En las mesas y en los campos, la tradición se convierte en un vínculo que une generaciones a través de sabores que solo pertenecen a este momento exacto del año. Hay un aroma dulce que impregna el aire, el de las masas horneadas y el azúcar que celebra la abundancia recobrada, transformando una simple merienda en un ritual de comunión y alegría. Las familias se desplazan buscando el refugio de los árboles y la cercanía de los ríos, donde el crujir de las cáscaras de huevo y las risas infantiles componen la banda sonora de una libertad recuperada. Es el tiempo de los «padrinos» y los «ahijados», de los regalos que simbolizan afecto y de esa continuidad cultural que nos ancla a la tierra mientras miramos hacia un cielo cada vez más limpio.
Más allá del fervor religioso o la costumbre social, este lunes representa el triunfo de la luz sobre la sombra, un recordatorio cíclico de que cada final contiene en su interior la semilla de un nuevo comienzo. Las flores que adornan los altares y los balcones no son solo decoración; son el símbolo de una naturaleza que se despoja del letargo invernal para vestirse de gala.
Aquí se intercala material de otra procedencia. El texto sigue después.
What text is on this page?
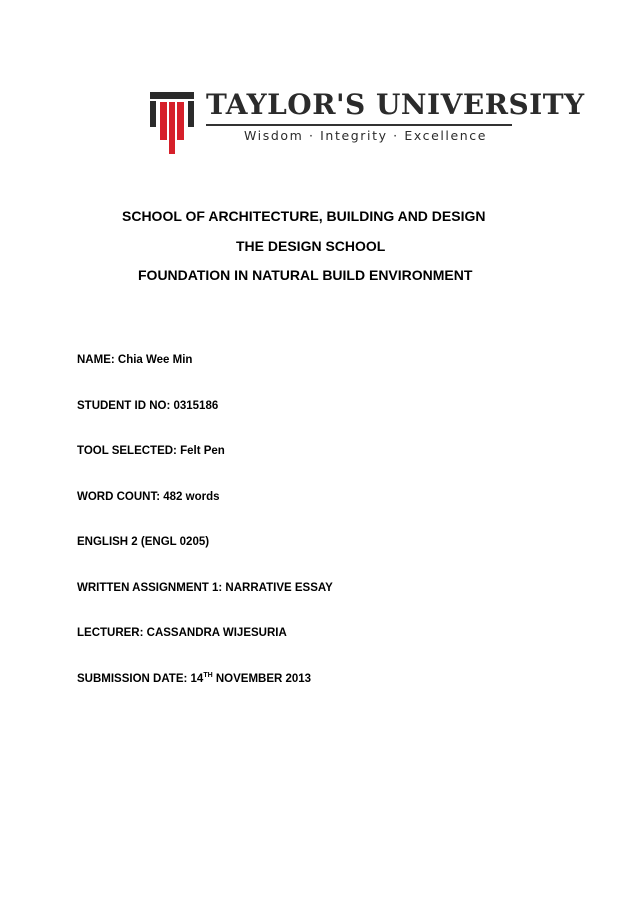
TAYLOR'S UNIVERSITY
Wisdom · Integrity · Excellence
SCHOOL OF ARCHITECTURE, BUILDING AND DESIGN
THE DESIGN SCHOOL
FOUNDATION IN NATURAL BUILD ENVIRONMENT
NAME: Chia Wee Min
STUDENT ID NO: 0315186
TOOL SELECTED: Felt Pen
WORD COUNT: 482 words
ENGLISH 2 (ENGL 0205)
WRITTEN ASSIGNMENT 1: NARRATIVE ESSAY
LECTURER: CASSANDRA WIJESURIA
SUBMISSION DATE: 14TH NOVEMBER 2013
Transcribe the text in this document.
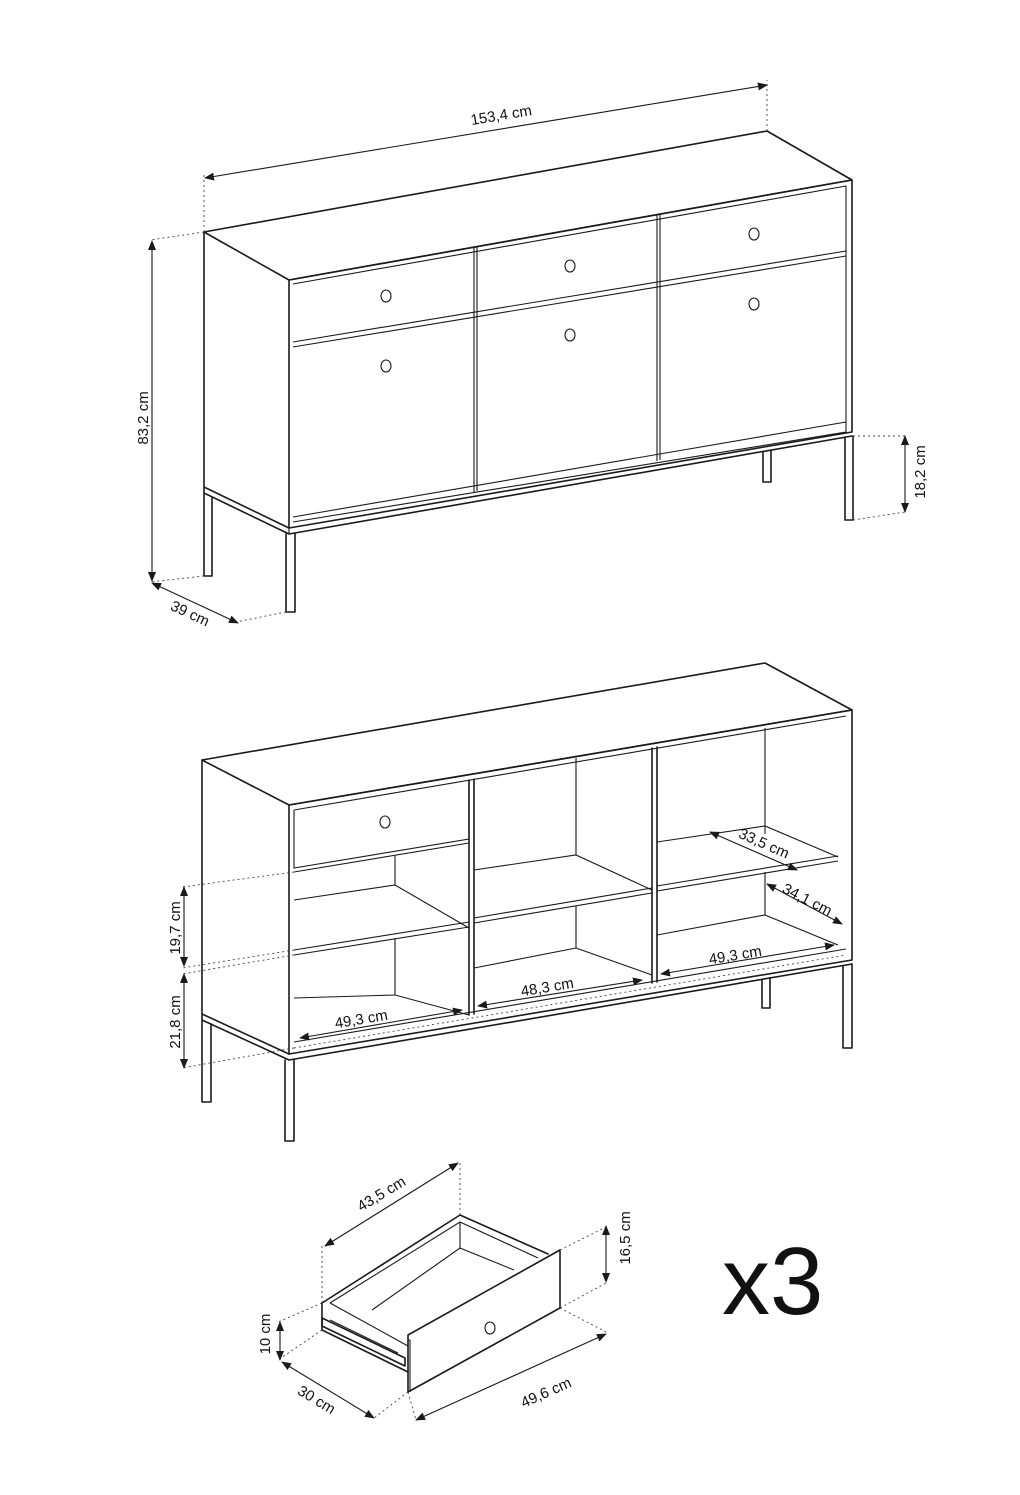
153,4 cm
83,2 cm
39 cm
18,2 cm
19,7 cm
21,8 cm	49,3 cm
48,3 cm
49,3 cm
33,5 cm
34,1 cm
43,5 cm
16,5 cm
10 cm
30 cm	49,6 cm
x3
En este día, el tiempo parece transcurrir más despacio, permitiéndonos habitar el presente con la serenidad de quien sabe que el ciclo ha vuelto a empezar y que, por delante, se extiende un horizonte lleno de promesas doradas y días infinitos.
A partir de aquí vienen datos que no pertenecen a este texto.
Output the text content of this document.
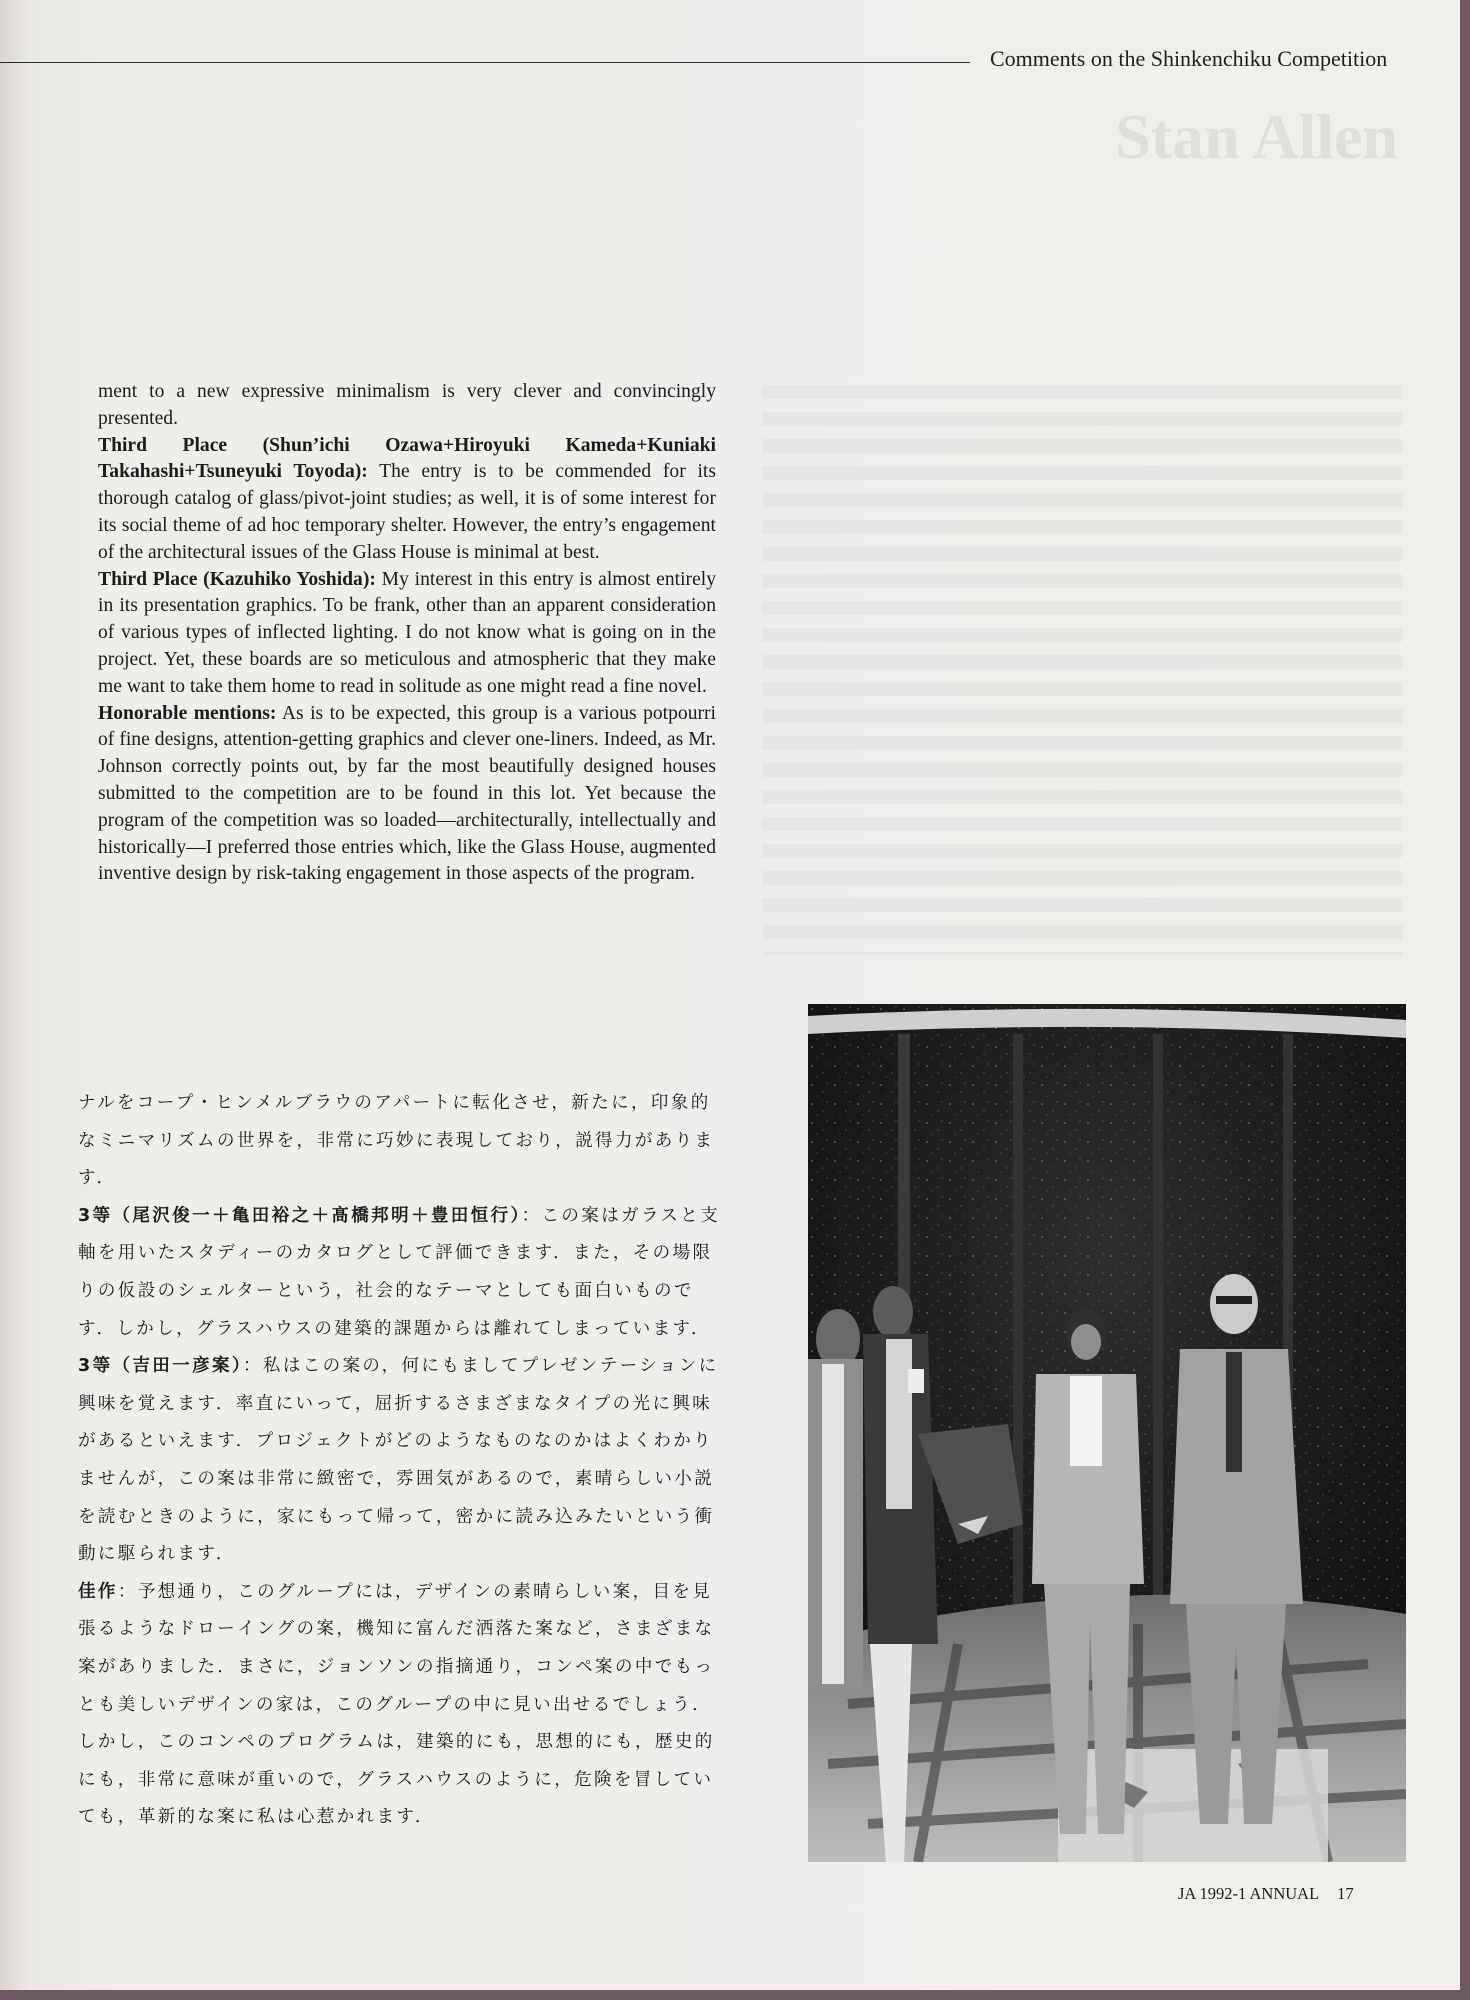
Comments on the Shinkenchiku Competition
Stan Allen

ment to a new expressive minimalism is very clever and convincingly presented.

Third Place (Shun’ichi Ozawa+Hiroyuki Kameda+Kuniaki Takahashi+Tsuneyuki Toyoda): The entry is to be commended for its thorough catalog of glass/pivot-joint studies; as well, it is of some interest for its social theme of ad hoc temporary shelter. However, the entry’s engagement of the architectural issues of the Glass House is minimal at best.

Third Place (Kazuhiko Yoshida): My interest in this entry is almost entirely in its presentation graphics. To be frank, other than an apparent consideration of various types of inflected lighting. I do not know what is going on in the project. Yet, these boards are so meticulous and atmospheric that they make me want to take them home to read in solitude as one might read a fine novel.

Honorable mentions: As is to be expected, this group is a various potpourri of fine designs, attention-getting graphics and clever one-liners. Indeed, as Mr. Johnson correctly points out, by far the most beautifully designed houses submitted to the competition are to be found in this lot. Yet because the program of the competition was so loaded—architecturally, intellectually and historically—I preferred those entries which, like the Glass House, augmented inventive design by risk-taking engagement in those aspects of the program.

ナルをコープ・ヒンメルブラウのアパートに転化させ，新たに，印象的なミニマリズムの世界を，非常に巧妙に表現しており，説得力がありま す．

3等（尾沢俊一＋亀田裕之＋髙橋邦明＋豊田恒行）：この案はガラスと支軸を用いたスタディーのカタログとして評価できます．また，その場限りの仮設のシェルターという，社会的なテーマとしても面白いものです．しかし，グラスハウスの建築的課題からは離れてしまっています．

3等（吉田一彦案）：私はこの案の，何にもましてプレゼンテーションに興味を覚えます．率直にいって，屈折するさまざまなタイプの光に興味があるといえます．プロジェクトがどのようなものなのかはよくわかりませんが，この案は非常に緻密で，雰囲気があるので，素晴らしい小説を読むときのように，家にもって帰って，密かに読み込みたいという衝動に駆られます．

佳作：予想通り，このグループには，デザインの素晴らしい案，目を見張るようなドローイングの案，機知に富んだ洒落た案など，さまざまな案がありました．まさに，ジョンソンの指摘通り，コンペ案の中でもっとも美しいデザインの家は，このグループの中に見い出せるでしょう．しかし，このコンペのプログラムは，建築的にも，思想的にも，歴史的にも，非常に意味が重いので，グラスハウスのように，危険を冒していても，革新的な案に私は心惹かれます．

JA 1992-1 ANNUAL 17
El renacer de los pétalos bajo el cielo de abril
La denominación de Pascua Florida no es un capricho del lenguaje, sino un acto de justicia poética que vincula el espíritu humano con el ritmo latente de la tierra. Este nombre surge de la coincidencia exacta entre la celebración de la vida recobrada y el momento en que la naturaleza decide romper su ayuno invernal para estallar en una policromía de fragancias y colores. Es el instante en que el calendario litúrgico se rinde ante la evidencia del campo, utilizando el florecimiento de los valles como la metáfora más potente y visual de la resurrección, donde cada brote que se abre paso entre las ramas secas simboliza la victoria de la luz sobre la oscuridad del letargo.
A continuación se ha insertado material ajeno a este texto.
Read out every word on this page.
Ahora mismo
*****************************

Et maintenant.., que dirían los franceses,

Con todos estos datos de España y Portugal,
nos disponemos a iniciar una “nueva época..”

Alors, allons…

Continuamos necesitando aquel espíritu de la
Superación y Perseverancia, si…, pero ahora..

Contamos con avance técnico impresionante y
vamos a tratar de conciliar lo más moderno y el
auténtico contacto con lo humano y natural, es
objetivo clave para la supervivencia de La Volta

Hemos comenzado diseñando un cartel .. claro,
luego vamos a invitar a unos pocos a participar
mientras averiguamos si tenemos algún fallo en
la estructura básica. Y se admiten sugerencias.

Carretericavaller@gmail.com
Antiguamente, el término servía para dotar de una identidad única a esta festividad, separándola de otras épocas del año también llamadas pascuas, como la de Navidad o la de Pentecostés, marcando así el inicio del tiempo más luminoso del año. El apellido Florida otorgaba una distinción sensorial a la fecha, recordándole al mundo que no se puede celebrar un renacimiento sin la presencia de las flores que adornan los altares y los caminos. Es una etiqueta que huele a azahar y a tierra mojada, una forma de decir que la esperanza no es una idea abstracta, sino algo que se puede ver, oler y tocar en la explosión de vida que nos rodea.
Esta designación cruzó incluso los océanos para quedar grabada en la geografía del mundo, cuando los navegantes de siglos pasados divisaron costas desconocidas precisamente durante estos días de albura. Al encontrarse con una vegetación exuberante y recordar que el calendario marcaba la Pascua Florida, bautizaron tierras enteras con ese nombre, uniendo para siempre la historia de la exploración con la tradición de las flores. Así, el nombre persiste hoy como un puente entre lo sagrado y lo natural, recordándonos que, tras cada invierno, el mundo tiene siempre guardada una primavera lista para reclamar su trono.
Y hoy, «lunes de Pascua Florida» ha sido un paso mas hacia el verano, en la primavera, parece que cada vez mas estabilizada… se notaba el calor esta mañana y la tierra lo agradecer, ¡hasta la arena de la playa!. con esas flores tan bonitas que aparecen en mi segunda foto, como tapiz ante el mar. Feliz velada con mis dos fotos de esta noche, que espero te gusten.